THE Bakers Arms on Alton High Street has been granted permission under the Highways Act 1980 to install two tables, eight chairs and a barrier on the pavement outside the pub, provided they are not in place before 10am and are removed from the highway by 10pm.

During a hearing into the application, conducted by East Hampshire District Council’s (EHDC) licensing sub-committee, Bakers Arms licensee Adam Neller pointed out that while the previous wooden picnic benches had been on the highway permanently, enabling people to sit there until the early hours of the morning, during “a time in which trouble had historically occurred”, the new proposal to remove the tables and chairs by 10pm would ensure that this would no longer happen.

Furthermore, the barriers would better define the seating area and the provision of ashtrays would help minimise the risk of cigarette butts littering the pavement.

Colin Pearce, area manager for Punch Taverns, further reinforced the fact that the proposed tables and chairs would be of lightweight aluminium to make night-time removal easier.

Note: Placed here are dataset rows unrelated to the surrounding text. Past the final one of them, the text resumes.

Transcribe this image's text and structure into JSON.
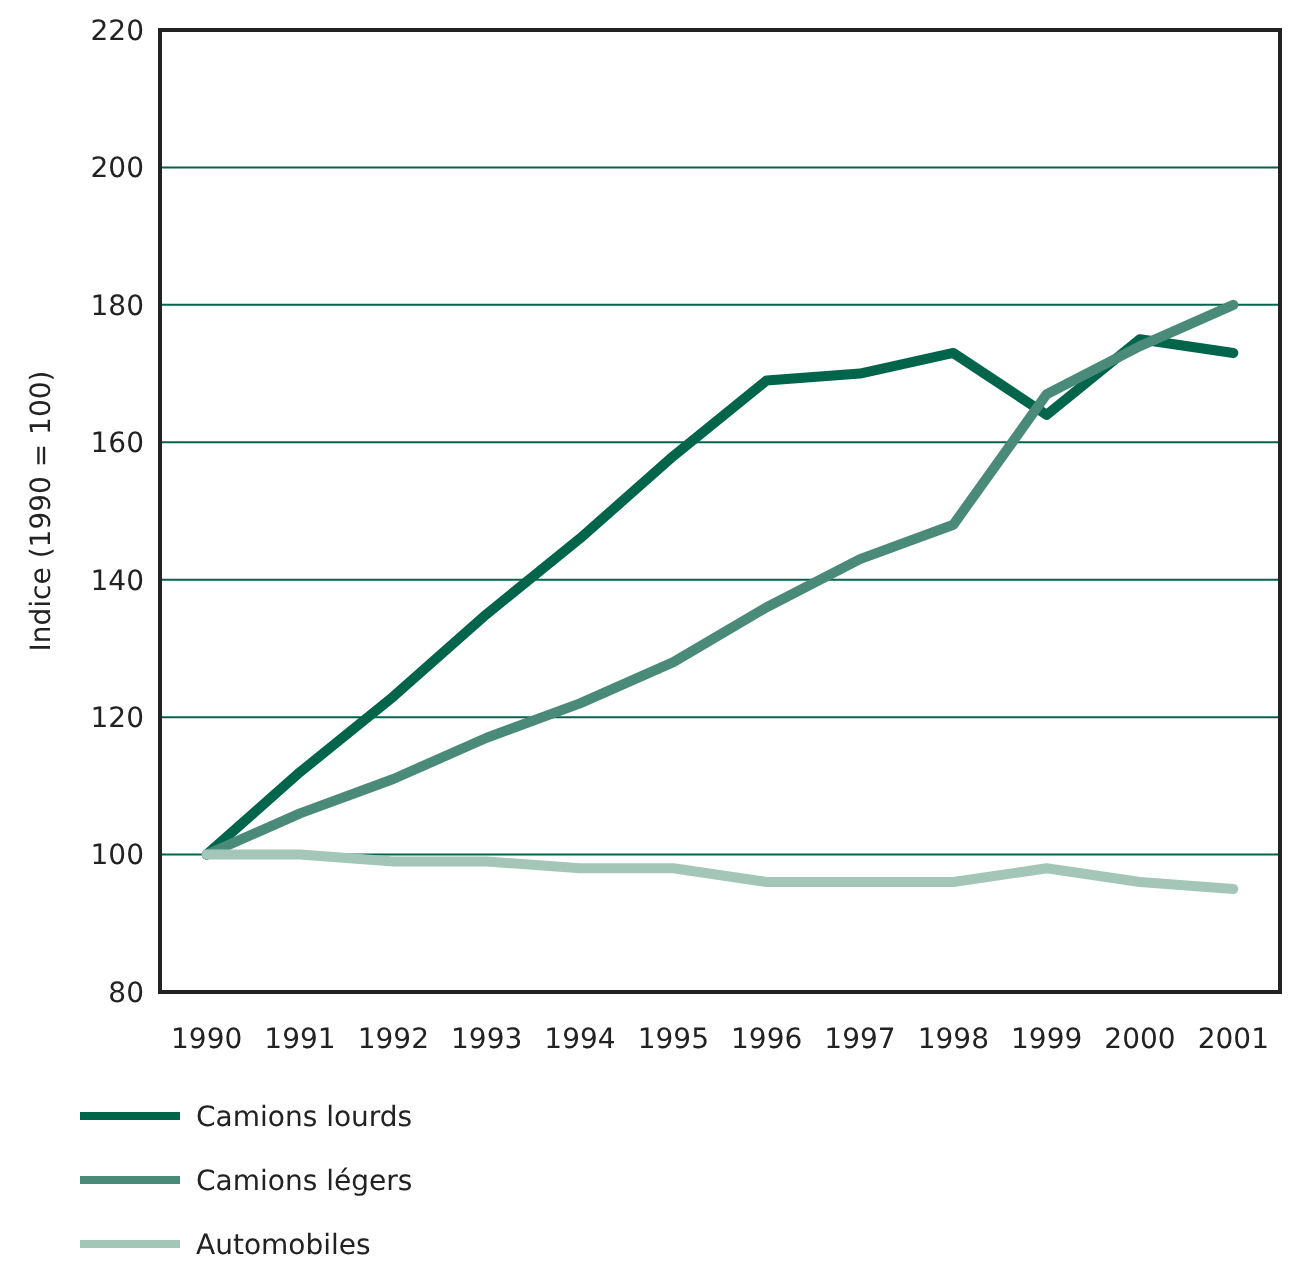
{
  "chart_data": {
    "type": "line",
    "ylabel": "Indice (1990 = 100)",
    "categories": [
      "1990",
      "1991",
      "1992",
      "1993",
      "1994",
      "1995",
      "1996",
      "1997",
      "1998",
      "1999",
      "2000",
      "2001"
    ],
    "series": [
      {
        "name": "Camions lourds",
        "color": "#00654a",
        "values": [
          100,
          112,
          123,
          135,
          146,
          158,
          169,
          170,
          173,
          164,
          175,
          173
        ]
      },
      {
        "name": "Camions légers",
        "color": "#4a8a78",
        "values": [
          100,
          106,
          111,
          117,
          122,
          128,
          136,
          143,
          148,
          167,
          174,
          180
        ]
      },
      {
        "name": "Automobiles",
        "color": "#a3c6b9",
        "values": [
          100,
          100,
          99,
          99,
          98,
          98,
          96,
          96,
          96,
          98,
          96,
          95
        ]
      }
    ],
    "ylim": [
      80,
      220
    ],
    "yticks": [
      80,
      100,
      120,
      140,
      160,
      180,
      200,
      220
    ],
    "grid": "y",
    "legend": "bottom",
    "marker": "none",
    "line_style": "solid"
  }
}
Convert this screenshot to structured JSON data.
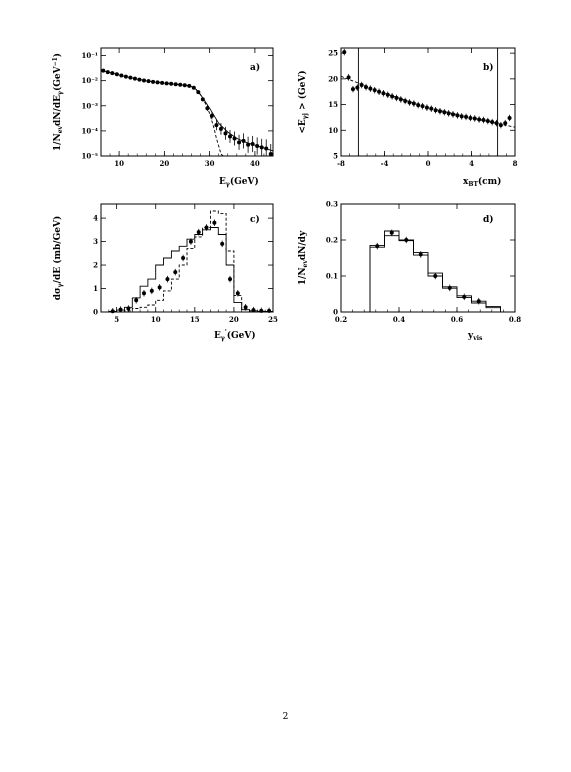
{
  "page_number": "2",
  "chart_data": [
    {
      "type": "scatter",
      "panel": "a)",
      "xlabel": "E_γ(GeV)",
      "ylabel": "1/N_ev dN/dE_γ(GeV^-1)",
      "xlim": [
        6,
        44
      ],
      "ylim": [
        1e-05,
        0.2
      ],
      "yscale": "log",
      "xticks": [
        10,
        20,
        30,
        40
      ],
      "yticks": [
        1e-05,
        0.0001,
        0.001,
        0.01,
        0.1
      ],
      "ytick_labels": [
        "10^-5",
        "10^-4",
        "10^-3",
        "10^-2",
        "10^-1"
      ],
      "points": {
        "x": [
          6.5,
          7.5,
          8.5,
          9.5,
          10.5,
          11.5,
          12.5,
          13.5,
          14.5,
          15.5,
          16.5,
          17.5,
          18.5,
          19.5,
          20.5,
          21.5,
          22.5,
          23.5,
          24.5,
          25.5,
          26.5,
          27.5,
          28.5,
          29.5,
          30.5,
          31.5,
          32.5,
          33.5,
          34.5,
          35.5,
          36.5,
          37.5,
          38.5,
          39.5,
          40.5,
          41.5,
          42.5,
          43.5
        ],
        "y": [
          0.025,
          0.022,
          0.02,
          0.018,
          0.016,
          0.0145,
          0.0132,
          0.012,
          0.011,
          0.0102,
          0.0096,
          0.009,
          0.0086,
          0.0082,
          0.0078,
          0.0075,
          0.0072,
          0.0069,
          0.0066,
          0.0062,
          0.0052,
          0.0035,
          0.0018,
          0.0008,
          0.0004,
          0.00017,
          0.00012,
          8e-05,
          6e-05,
          5e-05,
          3.5e-05,
          4e-05,
          2.8e-05,
          3e-05,
          2.5e-05,
          2.2e-05,
          2e-05,
          1.2e-05
        ],
        "yerr_factor": [
          1,
          1,
          1,
          1,
          1,
          1,
          1,
          1,
          1,
          1,
          1,
          1,
          1,
          1,
          1,
          1,
          1,
          1,
          1,
          1,
          1.1,
          1.15,
          1.2,
          1.3,
          1.4,
          1.6,
          1.7,
          1.8,
          1.8,
          1.9,
          2.0,
          2.0,
          2.1,
          2.1,
          2.2,
          2.2,
          2.3,
          2.5
        ]
      },
      "curve_solid": {
        "x": [
          6,
          8,
          10,
          12,
          14,
          16,
          18,
          20,
          22,
          24,
          25,
          26,
          27,
          28,
          29,
          30,
          31,
          32,
          34,
          36,
          38,
          40,
          42,
          44
        ],
        "y": [
          0.026,
          0.021,
          0.017,
          0.0138,
          0.0115,
          0.0099,
          0.0088,
          0.0079,
          0.0073,
          0.0067,
          0.0064,
          0.0058,
          0.0045,
          0.0028,
          0.0015,
          0.0008,
          0.0004,
          0.0002,
          9e-05,
          5e-05,
          3.5e-05,
          2.7e-05,
          2.1e-05,
          1.6e-05
        ]
      },
      "curve_dashed": {
        "x": [
          25,
          26,
          27,
          28,
          29,
          30,
          31,
          31.5,
          32,
          32.5,
          33
        ],
        "y": [
          0.0064,
          0.0057,
          0.0044,
          0.0027,
          0.0013,
          0.0005,
          0.00012,
          5e-05,
          2.5e-05,
          1.2e-05,
          8e-06
        ]
      }
    },
    {
      "type": "scatter",
      "panel": "b)",
      "xlabel": "x_BT(cm)",
      "ylabel": "<E_γj > (GeV)",
      "xlim": [
        -8,
        8
      ],
      "ylim": [
        5,
        26
      ],
      "xticks": [
        -8,
        -4,
        0,
        4,
        8
      ],
      "yticks": [
        5,
        10,
        15,
        20,
        25
      ],
      "vlines": [
        -6.4,
        6.4
      ],
      "points": {
        "x": [
          -7.7,
          -7.3,
          -6.9,
          -6.5,
          -6.1,
          -5.7,
          -5.3,
          -4.9,
          -4.5,
          -4.1,
          -3.7,
          -3.3,
          -2.9,
          -2.5,
          -2.1,
          -1.7,
          -1.3,
          -0.9,
          -0.5,
          -0.1,
          0.3,
          0.7,
          1.1,
          1.5,
          1.9,
          2.3,
          2.7,
          3.1,
          3.5,
          3.9,
          4.3,
          4.7,
          5.1,
          5.5,
          5.9,
          6.3,
          6.7,
          7.1,
          7.5
        ],
        "y": [
          25.2,
          20.3,
          18.0,
          18.3,
          18.8,
          18.4,
          18.1,
          17.8,
          17.5,
          17.2,
          16.9,
          16.6,
          16.3,
          16.0,
          15.7,
          15.4,
          15.2,
          14.9,
          14.7,
          14.4,
          14.2,
          13.9,
          13.7,
          13.5,
          13.3,
          13.1,
          12.9,
          12.7,
          12.6,
          12.4,
          12.3,
          12.1,
          12.0,
          11.8,
          11.6,
          11.4,
          11.0,
          11.4,
          12.4
        ]
      },
      "curve_dashed": {
        "x": [
          -8,
          -4,
          0,
          4,
          8
        ],
        "y": [
          20.5,
          17.2,
          14.4,
          12.4,
          10.6
        ]
      }
    },
    {
      "type": "step",
      "panel": "c)",
      "xlabel": "E'_γ(GeV)",
      "ylabel": "dσ_γ/dE (mb/GeV)",
      "xlim": [
        3,
        25
      ],
      "ylim": [
        0,
        4.6
      ],
      "xticks": [
        5,
        10,
        15,
        20,
        25
      ],
      "yticks": [
        0,
        1,
        2,
        3,
        4
      ],
      "bin_edges": [
        4,
        5,
        6,
        7,
        8,
        9,
        10,
        11,
        12,
        13,
        14,
        15,
        16,
        17,
        18,
        19,
        20,
        21,
        22,
        23,
        24,
        25
      ],
      "solid": [
        0.02,
        0.08,
        0.2,
        0.6,
        1.1,
        1.4,
        2.0,
        2.3,
        2.6,
        2.8,
        3.1,
        3.3,
        3.5,
        3.6,
        3.3,
        2.0,
        0.4,
        0.1,
        0.05,
        0.03,
        0.02
      ],
      "dashed": [
        0,
        0,
        0.05,
        0.15,
        0.2,
        0.3,
        0.5,
        0.9,
        1.4,
        2.0,
        2.7,
        3.2,
        3.6,
        4.3,
        4.2,
        2.6,
        0.7,
        0.1,
        0.02,
        0,
        0
      ],
      "points": {
        "x": [
          4.5,
          5.5,
          6.5,
          7.5,
          8.5,
          9.5,
          10.5,
          11.5,
          12.5,
          13.5,
          14.5,
          15.5,
          16.5,
          17.5,
          18.5,
          19.5,
          20.5,
          21.5,
          22.5,
          23.5,
          24.5
        ],
        "y": [
          0.03,
          0.1,
          0.15,
          0.5,
          0.8,
          0.9,
          1.05,
          1.4,
          1.7,
          2.3,
          3.0,
          3.4,
          3.6,
          3.8,
          2.9,
          1.4,
          0.8,
          0.2,
          0.08,
          0.05,
          0.05
        ]
      }
    },
    {
      "type": "step",
      "panel": "d)",
      "xlabel": "y_vis",
      "ylabel": "1/N_ev dN/dy",
      "xlim": [
        0.2,
        0.8
      ],
      "ylim": [
        0,
        0.3
      ],
      "xticks": [
        0.2,
        0.4,
        0.6,
        0.8
      ],
      "yticks": [
        0,
        0.1,
        0.2,
        0.3
      ],
      "bin_edges": [
        0.3,
        0.35,
        0.4,
        0.45,
        0.5,
        0.55,
        0.6,
        0.65,
        0.7,
        0.75
      ],
      "histA": [
        0.18,
        0.225,
        0.2,
        0.165,
        0.108,
        0.07,
        0.045,
        0.03,
        0.015
      ],
      "histB": [
        0.185,
        0.212,
        0.198,
        0.158,
        0.1,
        0.066,
        0.04,
        0.025,
        0.012
      ],
      "points": {
        "x": [
          0.325,
          0.375,
          0.425,
          0.475,
          0.525,
          0.575,
          0.625,
          0.675
        ],
        "y": [
          0.183,
          0.22,
          0.2,
          0.16,
          0.1,
          0.067,
          0.042,
          0.03
        ]
      }
    }
  ]
}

However, a neighbouring resident expressed concerns over the problems she had encountered with noise and cigarette smoke in her flat. Since the only windows in the property overlooked the High Street and were only single glazed due to the property being listed, when the tables and chairs were in use outside the pub she could clearly hear conversations, even with the windows closed, and these conversations were often inappropriate for her children to hear.

Furthermore, her flat quickly filled with cigarette smoke from smokers outside the premises if the windows were open.

On occasion, she said, fights would occur outside the premises and people had often sat on the picnic benches into the early hours of the morning.

She had lived in the flat for the past six years and explained how much better the situation had been since the previous picnic tables had been removed.

When asked, the resident said that she had not made any formal complaint about the problem because she was a tolerant person, but she had now “had enough”.

EHDC’s environmental protection team had made a representation requesting conditions following noise complaints which both Mr Pearce and the neighbour had confirmed they were satisfied with.

These included the time restriction, from 10am to 10pm, outside of which the tables and chairs would not be there, the fact that no more than two tables and eight chairs shall be on the highway at any one time, and that no external heaters are to be provided.

Before the installation can go ahead, the district council has requested the submission of a noise management plan outlining how the noise is to be controlled and monitored.